Tonight is the first night of Chanukah, a time to both light candles and share the story of the courageous Maccabees and the miracle of the oil that, against all odds, lasted for eight nights. When my children were young, often in classes where, as Jewish children, they were in the minority, I went to their classrooms each year. I shared the story of Chanukah, I showed a chanukiah and distributed cookies in the shape of dreidels and stars. Although the kids might say differently (with cookies as the most important thing!), for me the story was, and is, the most vital element.

Like the story of Chanukah, so many of our stories are shared in an oral tradition. We pass them down from generation to generation, repeating them over and over until we tell the stories much as our parents told us and much as our children will tell children of their own. While the nuances may change and the language may shift, the stories are the same at their core and the themes and messages not just shared but preserved.

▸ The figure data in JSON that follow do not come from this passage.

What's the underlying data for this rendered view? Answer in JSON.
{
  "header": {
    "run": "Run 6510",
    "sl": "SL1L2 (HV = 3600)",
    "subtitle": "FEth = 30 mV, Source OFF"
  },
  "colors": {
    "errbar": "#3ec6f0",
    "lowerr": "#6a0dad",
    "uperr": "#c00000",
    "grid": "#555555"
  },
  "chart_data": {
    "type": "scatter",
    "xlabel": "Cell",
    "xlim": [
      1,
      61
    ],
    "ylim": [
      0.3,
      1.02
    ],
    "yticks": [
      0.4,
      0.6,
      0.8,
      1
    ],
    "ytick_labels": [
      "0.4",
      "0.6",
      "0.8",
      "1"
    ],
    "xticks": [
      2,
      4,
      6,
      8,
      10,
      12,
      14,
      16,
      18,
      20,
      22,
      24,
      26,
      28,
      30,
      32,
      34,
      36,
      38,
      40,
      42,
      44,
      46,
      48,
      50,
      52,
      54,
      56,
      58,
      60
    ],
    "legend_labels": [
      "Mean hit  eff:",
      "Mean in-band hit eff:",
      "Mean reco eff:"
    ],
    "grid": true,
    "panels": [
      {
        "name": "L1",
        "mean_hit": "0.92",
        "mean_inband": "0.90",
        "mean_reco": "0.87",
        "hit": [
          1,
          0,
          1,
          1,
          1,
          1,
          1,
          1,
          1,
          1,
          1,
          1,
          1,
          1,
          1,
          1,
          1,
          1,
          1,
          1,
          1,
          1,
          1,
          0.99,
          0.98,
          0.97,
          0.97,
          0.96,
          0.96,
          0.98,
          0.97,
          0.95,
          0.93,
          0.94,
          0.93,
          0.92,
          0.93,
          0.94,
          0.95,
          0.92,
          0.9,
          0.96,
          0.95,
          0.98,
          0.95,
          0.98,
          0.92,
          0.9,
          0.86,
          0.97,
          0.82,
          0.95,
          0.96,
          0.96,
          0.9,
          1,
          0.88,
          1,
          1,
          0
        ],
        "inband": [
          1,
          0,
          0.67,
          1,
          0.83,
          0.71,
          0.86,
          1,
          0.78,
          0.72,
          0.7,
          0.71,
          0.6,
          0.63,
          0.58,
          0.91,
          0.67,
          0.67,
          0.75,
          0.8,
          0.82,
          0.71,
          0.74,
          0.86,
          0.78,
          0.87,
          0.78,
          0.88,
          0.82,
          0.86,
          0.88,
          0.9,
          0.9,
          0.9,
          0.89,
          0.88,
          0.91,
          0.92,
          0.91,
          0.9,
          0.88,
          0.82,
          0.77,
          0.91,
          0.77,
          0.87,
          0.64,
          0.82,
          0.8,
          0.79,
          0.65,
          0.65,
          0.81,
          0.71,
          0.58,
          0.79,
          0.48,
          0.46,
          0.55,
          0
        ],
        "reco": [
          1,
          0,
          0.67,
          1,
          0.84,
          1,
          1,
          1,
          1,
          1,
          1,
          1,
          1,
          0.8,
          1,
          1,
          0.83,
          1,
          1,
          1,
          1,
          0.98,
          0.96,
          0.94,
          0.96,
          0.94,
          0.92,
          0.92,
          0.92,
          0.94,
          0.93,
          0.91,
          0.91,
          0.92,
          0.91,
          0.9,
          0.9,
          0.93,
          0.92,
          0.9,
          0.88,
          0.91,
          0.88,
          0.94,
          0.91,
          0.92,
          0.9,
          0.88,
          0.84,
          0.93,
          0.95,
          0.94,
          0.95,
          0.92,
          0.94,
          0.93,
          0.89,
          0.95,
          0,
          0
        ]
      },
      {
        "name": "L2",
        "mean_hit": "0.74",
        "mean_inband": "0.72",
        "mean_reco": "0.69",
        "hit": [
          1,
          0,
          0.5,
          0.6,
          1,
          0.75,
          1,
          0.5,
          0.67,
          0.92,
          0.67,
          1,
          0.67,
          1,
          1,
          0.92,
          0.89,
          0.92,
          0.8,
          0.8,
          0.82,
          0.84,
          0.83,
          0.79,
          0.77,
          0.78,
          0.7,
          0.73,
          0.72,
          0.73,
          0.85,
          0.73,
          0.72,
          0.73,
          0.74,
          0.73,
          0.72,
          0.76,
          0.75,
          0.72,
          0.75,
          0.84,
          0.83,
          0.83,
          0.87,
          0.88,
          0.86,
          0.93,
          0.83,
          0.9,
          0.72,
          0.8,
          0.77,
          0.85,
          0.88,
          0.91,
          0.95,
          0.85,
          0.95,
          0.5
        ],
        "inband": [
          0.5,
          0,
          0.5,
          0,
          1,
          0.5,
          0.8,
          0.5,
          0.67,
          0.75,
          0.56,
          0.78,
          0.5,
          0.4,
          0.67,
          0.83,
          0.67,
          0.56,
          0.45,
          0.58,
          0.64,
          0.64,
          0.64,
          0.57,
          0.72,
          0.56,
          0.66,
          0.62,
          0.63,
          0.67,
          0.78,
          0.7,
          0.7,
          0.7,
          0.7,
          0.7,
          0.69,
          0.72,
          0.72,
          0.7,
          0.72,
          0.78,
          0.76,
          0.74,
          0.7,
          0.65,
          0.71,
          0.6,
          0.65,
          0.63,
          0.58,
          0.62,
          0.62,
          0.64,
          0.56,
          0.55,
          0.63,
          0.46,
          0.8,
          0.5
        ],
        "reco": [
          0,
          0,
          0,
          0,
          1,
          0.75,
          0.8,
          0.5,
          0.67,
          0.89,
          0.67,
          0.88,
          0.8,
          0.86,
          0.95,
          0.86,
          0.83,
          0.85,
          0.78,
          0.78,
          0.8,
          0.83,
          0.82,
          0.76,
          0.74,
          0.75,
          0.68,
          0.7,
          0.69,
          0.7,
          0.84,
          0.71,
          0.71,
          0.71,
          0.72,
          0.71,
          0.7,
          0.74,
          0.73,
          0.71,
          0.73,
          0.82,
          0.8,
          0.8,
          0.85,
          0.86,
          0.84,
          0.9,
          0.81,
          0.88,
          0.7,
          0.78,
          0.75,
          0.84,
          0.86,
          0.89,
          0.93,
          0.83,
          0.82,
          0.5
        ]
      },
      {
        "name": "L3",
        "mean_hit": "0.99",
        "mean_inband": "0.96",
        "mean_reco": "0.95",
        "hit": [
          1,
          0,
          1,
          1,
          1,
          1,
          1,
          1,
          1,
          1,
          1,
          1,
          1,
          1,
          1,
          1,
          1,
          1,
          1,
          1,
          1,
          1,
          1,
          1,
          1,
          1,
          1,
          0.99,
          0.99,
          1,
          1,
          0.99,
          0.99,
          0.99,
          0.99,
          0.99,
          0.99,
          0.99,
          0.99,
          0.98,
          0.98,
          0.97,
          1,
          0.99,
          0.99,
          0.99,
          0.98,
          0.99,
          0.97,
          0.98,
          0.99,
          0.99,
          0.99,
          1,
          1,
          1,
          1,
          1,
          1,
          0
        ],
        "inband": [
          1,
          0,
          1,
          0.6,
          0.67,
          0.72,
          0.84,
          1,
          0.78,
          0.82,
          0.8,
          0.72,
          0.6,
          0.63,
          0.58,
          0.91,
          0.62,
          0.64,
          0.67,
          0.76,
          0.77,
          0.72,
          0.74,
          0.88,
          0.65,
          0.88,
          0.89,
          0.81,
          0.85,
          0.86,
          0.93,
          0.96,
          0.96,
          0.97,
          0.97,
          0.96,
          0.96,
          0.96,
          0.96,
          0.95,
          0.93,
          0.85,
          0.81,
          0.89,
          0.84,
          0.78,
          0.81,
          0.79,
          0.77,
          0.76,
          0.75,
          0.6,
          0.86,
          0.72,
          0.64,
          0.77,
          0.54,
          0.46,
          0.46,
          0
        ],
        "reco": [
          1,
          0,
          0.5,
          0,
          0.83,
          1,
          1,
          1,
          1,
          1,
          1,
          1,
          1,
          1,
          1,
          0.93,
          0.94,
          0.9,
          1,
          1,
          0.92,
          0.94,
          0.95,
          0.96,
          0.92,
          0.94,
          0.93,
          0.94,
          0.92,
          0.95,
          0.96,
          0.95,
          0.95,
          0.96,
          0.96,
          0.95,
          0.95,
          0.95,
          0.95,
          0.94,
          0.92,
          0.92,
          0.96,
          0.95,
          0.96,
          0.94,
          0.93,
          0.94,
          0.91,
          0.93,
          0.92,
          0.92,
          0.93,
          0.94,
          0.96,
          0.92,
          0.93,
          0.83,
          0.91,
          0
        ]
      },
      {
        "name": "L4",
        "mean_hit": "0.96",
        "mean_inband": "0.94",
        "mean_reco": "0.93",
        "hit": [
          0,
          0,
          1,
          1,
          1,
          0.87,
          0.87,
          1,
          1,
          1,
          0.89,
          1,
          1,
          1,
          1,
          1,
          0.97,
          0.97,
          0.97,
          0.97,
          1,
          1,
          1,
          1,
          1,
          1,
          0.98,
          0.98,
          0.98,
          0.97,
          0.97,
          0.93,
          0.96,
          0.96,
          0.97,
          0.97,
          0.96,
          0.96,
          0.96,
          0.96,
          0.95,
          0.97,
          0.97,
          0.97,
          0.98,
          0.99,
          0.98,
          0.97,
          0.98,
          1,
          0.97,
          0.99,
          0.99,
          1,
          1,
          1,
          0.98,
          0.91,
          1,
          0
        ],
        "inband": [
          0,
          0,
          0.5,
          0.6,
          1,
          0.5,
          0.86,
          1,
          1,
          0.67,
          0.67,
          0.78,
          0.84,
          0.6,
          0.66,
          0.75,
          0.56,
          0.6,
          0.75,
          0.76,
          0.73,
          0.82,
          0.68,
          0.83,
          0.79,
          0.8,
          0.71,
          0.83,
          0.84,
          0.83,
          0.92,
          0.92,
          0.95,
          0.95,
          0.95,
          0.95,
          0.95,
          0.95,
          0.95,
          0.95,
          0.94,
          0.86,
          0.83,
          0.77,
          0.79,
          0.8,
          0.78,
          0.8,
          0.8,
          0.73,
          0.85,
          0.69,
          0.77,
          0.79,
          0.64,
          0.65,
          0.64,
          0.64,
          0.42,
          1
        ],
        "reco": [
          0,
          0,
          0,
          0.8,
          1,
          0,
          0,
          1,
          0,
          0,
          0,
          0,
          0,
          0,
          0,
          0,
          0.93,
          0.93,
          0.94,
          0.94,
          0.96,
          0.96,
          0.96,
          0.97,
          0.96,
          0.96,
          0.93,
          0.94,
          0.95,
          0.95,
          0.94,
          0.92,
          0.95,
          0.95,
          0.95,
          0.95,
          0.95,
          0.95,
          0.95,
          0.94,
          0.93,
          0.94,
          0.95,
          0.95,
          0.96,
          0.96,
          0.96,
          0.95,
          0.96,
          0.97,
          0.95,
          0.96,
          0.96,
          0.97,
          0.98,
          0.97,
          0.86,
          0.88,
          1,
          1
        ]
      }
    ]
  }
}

As we all know, storytelling is a powerful tool for communication. It’s one of the most effective ways to engage people, capturing their interest in what is being told in a way few other communication tools can do. Stories help people to grow in understanding and they often elicit a deeper and more lasting personal and emotional response. We can teach through stories and we often do.

Yet, as I look around at the world of older adults, I cannot help but think about how many stories there are and how many of them are lost. Each of us has our own journey in life, filled with joys and also sorrows, achievements and disappointments, inspiration and frustration. Our stories are uniquely our own, they are based not only on our own experiences but also our perception of that experience and that makes them profoundly distinct. When we have not asked for the stories, when we have not taken the time to capture them, those stories are lost to us forever, irretrievable and irreplaceable.

Perhaps you have sat at a funeral, as I have, and heard things about the older person that amazed you. Perhaps you have, as is the case for me, lost parents very young and still wish that you could have known more about their lives, their feelings, their goals, their substance. And perhaps an older person in your life has tried to tell you their story, or repeated a story over and over, so that you have closed your ears and your mind to what they have to say.

What if you took some time and asked your loved ones to tell you a story about their life? You could theme your questions around growing up, their career, how they met their spouse and more. You could ask those questions that lead to serious answers—what are you most proud of; are there things in your life you would have done differently; what makes you happy; what do you want to tell future generations and many others. The options are nearly endless. You could save these stories, in written form, recorded on your phone, in whatever way works for you. So that, no matter what, they would not be lost.

If we learned one small part of an elder’s story, if we shared it and preserved it for generations to come, not only would we, I think, honor their lives and share their knowledge but we would enrich our lives immeasurably as well.